Clearly, Ariba is missing out on something from a services secret sauce perspective, especially considering that Bob admitted on the call that the implementation business is actually doing better than the sourcing services business. One theory I have is that Ariba is getting caught up in manufacturing volume declines and its sourcing services business is suffering (given that it has more exposure than most consulting organizations to direct materials). But another theory -- and this one I lend more credibility to -- is that Ariba is failing to build and maintain the level and number of executive relationships it needs to in order to sell large services deals.

Having lost at least two VP-level executives to AT Kearney Procurement solutions that I'm aware of in the past year, I can say that Ariba needs to get more serious about recruiting top (and expensive) client sales and management talent if it is to buck the current downward sourcing services trend. I also do not believe that from a sourcing consulting perspective, that Ariba has the current DNA it needs to thrive. The old Arthur Andersen team that came over originally with Kevin Costello was strong in technology, but not focused on process, operations or sourcing. And look what part of the consulting practice is doing well today. No surprise. If I were Ariba, I would look to make some expensive senior process-oriented consulting hires or to acquire a number of firms to ramp this business.
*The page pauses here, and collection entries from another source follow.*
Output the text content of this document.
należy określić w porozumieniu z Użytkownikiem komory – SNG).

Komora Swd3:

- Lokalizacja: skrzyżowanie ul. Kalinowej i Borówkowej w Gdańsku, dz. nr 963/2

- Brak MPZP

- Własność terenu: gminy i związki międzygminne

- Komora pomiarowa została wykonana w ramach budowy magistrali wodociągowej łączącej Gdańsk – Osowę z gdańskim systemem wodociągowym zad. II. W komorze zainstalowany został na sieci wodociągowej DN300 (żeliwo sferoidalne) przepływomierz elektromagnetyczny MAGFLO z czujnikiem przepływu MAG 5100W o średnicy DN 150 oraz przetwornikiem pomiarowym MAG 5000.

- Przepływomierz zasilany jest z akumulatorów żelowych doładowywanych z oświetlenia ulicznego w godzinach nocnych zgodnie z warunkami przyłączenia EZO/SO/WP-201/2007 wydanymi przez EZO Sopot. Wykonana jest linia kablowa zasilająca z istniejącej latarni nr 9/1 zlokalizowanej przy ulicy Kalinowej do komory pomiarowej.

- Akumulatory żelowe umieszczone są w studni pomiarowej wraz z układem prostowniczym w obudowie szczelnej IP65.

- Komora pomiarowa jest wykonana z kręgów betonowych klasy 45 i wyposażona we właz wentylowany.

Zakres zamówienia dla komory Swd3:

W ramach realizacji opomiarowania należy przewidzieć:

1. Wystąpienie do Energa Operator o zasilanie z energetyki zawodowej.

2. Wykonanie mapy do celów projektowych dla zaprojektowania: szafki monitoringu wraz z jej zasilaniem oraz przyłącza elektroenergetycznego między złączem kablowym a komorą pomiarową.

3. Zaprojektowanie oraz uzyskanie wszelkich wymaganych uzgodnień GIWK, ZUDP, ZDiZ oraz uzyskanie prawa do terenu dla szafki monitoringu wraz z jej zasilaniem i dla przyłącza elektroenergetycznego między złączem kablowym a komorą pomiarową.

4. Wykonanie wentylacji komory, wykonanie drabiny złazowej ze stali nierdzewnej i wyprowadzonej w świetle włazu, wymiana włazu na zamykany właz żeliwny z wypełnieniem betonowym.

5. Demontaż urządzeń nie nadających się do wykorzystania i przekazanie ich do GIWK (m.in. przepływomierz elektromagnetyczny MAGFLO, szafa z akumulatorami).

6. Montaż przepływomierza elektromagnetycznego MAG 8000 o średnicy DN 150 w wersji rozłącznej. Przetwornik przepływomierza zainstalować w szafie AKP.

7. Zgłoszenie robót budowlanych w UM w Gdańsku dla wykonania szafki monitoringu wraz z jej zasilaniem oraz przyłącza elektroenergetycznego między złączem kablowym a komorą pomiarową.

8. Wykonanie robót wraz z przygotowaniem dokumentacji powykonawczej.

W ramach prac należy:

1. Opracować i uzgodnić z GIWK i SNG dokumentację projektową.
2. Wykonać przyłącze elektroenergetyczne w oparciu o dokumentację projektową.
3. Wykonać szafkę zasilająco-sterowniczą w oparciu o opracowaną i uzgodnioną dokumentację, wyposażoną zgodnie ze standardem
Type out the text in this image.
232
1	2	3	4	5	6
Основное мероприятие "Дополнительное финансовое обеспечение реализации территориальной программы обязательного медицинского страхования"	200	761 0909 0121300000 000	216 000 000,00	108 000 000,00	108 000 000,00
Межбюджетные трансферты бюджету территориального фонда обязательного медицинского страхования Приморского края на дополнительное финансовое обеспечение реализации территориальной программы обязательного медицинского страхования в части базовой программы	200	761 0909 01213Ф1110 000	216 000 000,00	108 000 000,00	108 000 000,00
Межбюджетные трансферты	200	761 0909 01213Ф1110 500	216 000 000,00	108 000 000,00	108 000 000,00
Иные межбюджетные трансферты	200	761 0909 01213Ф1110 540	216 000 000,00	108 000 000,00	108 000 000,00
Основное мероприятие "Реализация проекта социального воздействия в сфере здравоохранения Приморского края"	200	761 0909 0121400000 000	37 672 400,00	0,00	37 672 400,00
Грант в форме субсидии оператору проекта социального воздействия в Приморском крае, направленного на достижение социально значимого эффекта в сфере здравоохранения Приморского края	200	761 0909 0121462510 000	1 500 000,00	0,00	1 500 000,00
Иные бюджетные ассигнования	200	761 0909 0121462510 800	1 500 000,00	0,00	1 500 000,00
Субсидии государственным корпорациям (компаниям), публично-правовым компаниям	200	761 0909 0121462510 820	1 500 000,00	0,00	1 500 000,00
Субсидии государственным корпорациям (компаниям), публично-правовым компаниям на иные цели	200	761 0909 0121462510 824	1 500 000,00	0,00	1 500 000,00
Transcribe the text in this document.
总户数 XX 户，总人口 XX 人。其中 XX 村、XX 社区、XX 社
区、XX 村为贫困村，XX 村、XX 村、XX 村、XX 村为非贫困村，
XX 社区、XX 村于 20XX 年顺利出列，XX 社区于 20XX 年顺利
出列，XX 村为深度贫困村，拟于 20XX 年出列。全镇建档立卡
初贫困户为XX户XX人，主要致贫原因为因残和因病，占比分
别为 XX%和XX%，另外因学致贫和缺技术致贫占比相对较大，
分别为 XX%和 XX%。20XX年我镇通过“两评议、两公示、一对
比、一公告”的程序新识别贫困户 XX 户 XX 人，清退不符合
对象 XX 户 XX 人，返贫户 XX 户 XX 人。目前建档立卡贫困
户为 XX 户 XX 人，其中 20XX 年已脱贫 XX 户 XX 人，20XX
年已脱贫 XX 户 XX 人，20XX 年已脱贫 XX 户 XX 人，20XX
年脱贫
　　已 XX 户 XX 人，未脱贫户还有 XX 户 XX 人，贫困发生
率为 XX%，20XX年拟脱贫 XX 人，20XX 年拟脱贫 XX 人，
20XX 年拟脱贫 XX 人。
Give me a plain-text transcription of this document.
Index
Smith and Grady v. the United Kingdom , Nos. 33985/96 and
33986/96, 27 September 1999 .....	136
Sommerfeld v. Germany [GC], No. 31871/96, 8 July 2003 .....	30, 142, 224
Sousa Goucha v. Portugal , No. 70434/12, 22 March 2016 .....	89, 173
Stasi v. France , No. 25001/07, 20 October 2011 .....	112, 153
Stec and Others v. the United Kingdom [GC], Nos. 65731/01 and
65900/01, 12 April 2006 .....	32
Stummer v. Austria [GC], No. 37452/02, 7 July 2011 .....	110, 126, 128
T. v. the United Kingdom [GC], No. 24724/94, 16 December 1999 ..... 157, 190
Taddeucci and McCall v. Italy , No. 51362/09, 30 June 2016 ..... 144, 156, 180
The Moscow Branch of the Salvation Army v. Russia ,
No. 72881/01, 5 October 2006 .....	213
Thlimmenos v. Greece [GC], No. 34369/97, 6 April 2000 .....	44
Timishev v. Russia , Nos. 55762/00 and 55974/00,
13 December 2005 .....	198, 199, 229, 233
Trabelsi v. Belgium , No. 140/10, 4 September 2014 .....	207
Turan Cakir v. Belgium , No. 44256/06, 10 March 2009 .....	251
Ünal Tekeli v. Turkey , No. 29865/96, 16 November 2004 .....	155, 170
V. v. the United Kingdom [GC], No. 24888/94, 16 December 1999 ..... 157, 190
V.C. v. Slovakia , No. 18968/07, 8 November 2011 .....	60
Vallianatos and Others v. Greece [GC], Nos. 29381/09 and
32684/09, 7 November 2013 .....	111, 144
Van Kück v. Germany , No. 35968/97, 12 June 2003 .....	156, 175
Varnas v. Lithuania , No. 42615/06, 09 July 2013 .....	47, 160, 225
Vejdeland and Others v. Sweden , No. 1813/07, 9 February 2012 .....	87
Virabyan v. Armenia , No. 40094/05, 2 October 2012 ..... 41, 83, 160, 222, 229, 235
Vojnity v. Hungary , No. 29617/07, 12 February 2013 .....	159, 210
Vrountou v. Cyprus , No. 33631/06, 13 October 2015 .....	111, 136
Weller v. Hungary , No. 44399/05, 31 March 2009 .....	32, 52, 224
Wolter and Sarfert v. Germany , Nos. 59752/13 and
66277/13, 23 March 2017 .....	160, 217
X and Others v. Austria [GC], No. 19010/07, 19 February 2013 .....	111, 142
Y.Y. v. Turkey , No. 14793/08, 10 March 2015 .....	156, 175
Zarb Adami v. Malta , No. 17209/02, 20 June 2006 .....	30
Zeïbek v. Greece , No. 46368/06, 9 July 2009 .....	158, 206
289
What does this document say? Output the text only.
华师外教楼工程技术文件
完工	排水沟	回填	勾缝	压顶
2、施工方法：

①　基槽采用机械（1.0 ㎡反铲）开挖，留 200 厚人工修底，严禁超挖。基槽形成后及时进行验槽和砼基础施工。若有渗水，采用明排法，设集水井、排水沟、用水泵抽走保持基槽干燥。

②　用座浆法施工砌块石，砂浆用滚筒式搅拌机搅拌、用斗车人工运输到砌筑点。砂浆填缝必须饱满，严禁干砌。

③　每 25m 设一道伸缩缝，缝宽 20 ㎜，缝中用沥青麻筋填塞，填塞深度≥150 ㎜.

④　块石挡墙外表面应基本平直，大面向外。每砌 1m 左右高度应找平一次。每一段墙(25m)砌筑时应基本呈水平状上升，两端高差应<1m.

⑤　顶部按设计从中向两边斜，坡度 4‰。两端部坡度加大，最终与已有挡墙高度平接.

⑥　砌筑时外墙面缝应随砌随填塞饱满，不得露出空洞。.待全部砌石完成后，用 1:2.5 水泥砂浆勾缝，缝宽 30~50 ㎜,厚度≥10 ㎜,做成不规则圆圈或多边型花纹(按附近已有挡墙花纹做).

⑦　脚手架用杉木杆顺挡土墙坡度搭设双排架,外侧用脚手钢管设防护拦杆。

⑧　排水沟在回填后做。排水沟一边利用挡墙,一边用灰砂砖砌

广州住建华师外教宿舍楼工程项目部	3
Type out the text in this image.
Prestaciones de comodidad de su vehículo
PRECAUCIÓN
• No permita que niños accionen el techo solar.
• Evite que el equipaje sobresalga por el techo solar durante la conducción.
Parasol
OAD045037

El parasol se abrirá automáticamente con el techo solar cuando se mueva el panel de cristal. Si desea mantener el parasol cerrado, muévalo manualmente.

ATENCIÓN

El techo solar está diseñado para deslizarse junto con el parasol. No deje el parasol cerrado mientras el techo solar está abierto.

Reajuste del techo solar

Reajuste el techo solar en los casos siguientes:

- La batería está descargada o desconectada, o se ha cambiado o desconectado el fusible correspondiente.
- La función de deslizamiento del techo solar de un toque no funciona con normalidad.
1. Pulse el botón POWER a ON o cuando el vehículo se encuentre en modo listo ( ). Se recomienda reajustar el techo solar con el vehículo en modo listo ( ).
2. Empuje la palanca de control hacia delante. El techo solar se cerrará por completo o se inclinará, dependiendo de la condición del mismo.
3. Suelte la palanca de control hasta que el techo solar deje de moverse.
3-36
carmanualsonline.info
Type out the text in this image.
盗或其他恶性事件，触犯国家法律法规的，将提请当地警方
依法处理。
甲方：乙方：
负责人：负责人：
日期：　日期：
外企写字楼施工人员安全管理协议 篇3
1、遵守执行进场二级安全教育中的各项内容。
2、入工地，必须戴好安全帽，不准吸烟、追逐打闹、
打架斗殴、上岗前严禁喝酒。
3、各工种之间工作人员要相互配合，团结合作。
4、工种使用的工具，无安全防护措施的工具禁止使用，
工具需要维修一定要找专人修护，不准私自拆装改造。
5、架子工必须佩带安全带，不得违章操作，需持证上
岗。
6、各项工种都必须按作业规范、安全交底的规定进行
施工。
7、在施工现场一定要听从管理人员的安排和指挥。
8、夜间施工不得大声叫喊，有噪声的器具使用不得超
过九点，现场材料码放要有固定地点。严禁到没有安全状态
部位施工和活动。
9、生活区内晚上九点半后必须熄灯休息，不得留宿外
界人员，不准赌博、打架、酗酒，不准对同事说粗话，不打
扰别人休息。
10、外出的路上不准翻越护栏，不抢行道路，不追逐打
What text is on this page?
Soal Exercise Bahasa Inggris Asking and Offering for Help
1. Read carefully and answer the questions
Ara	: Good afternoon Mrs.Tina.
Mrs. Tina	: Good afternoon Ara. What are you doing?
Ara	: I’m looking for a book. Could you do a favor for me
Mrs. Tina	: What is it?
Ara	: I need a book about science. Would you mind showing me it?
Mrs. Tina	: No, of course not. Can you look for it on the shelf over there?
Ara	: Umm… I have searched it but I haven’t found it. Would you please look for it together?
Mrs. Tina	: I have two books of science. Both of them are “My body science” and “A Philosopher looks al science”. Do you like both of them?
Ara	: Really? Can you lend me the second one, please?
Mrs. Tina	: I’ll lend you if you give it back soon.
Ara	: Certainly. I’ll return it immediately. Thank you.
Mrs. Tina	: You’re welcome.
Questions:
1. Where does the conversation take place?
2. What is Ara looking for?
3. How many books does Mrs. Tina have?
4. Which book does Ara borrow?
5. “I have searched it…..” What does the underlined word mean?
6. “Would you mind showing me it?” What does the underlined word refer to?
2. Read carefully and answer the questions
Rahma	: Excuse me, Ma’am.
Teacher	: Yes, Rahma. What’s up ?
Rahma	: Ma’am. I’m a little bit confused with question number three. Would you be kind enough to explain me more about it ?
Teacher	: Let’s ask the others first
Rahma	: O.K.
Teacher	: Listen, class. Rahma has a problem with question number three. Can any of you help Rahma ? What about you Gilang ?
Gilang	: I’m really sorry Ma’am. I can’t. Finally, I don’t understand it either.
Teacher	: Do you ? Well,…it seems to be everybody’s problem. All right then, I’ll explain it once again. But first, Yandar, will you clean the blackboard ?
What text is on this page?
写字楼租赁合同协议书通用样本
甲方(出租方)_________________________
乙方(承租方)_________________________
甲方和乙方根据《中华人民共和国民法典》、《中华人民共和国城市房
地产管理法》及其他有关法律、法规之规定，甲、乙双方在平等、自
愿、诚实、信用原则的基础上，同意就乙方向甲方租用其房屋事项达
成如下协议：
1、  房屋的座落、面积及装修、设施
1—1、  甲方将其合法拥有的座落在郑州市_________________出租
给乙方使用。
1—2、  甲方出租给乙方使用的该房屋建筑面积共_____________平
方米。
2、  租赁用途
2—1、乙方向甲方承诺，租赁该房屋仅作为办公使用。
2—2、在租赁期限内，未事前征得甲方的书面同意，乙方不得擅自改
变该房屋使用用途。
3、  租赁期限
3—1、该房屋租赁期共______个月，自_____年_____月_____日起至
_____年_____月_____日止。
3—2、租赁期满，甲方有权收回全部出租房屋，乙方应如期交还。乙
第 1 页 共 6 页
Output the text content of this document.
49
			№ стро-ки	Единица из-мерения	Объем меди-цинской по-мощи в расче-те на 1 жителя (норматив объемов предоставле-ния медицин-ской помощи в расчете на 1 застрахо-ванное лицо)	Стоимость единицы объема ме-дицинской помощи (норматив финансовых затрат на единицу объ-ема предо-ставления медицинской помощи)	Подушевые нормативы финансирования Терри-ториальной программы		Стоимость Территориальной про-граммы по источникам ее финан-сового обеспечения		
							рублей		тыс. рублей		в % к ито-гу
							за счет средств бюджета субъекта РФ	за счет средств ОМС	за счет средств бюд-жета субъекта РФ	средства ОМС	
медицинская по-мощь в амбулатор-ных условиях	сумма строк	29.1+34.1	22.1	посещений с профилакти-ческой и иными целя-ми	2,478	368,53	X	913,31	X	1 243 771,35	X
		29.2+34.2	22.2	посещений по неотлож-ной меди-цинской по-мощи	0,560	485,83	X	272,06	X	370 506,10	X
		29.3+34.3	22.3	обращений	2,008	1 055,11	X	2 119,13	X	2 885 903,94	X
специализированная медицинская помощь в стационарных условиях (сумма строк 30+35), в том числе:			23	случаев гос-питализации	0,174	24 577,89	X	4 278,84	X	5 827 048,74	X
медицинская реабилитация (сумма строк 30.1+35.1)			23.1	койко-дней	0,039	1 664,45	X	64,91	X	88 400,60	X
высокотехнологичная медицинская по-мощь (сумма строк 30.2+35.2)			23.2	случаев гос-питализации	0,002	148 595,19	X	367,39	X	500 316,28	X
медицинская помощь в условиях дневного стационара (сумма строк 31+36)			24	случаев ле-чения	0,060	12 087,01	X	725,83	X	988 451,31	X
When it comes to the Ariba Supplier Network, growth slowed as the average volume per supplier was down, owing to declining order volumes in general. However, Ariba did manage to add additional suppliers and increase network revenue year-over-year by about 10%. Not huge, but proof the network model still has legs, even in an overall economic recession when companies are buying less. Towards the end of the call, Bob noted that release 10s1, which is going to be released shortly, or something to that effect, will mark the final integration of Procuri's features and usability into the Ariba platform. In his words, "a number of customers are scheduled to start transitioning" to that platform as soon as it is available. All I can say is that it's about time. Tying up all of the loose ends of the Procuri acquisition, which proved prescient for Ariba on many levels, has been a long-time in the operational making. But it's been worth it on many levels from customer acquisition to the philosophical shift that an On Demand software / services / content revenue model has required.

Disclosure: I am a former FreeMarkets employee who no longer holds any Ariba stock or the stock of any Ariba competitor (unless held indirectly via an index fund or ETF). Ariba is a sponsor of Spend Matters and is a consulting client of my firm, Azul Partners, as are many companies in the Spend Management sector. See full client disclosures here.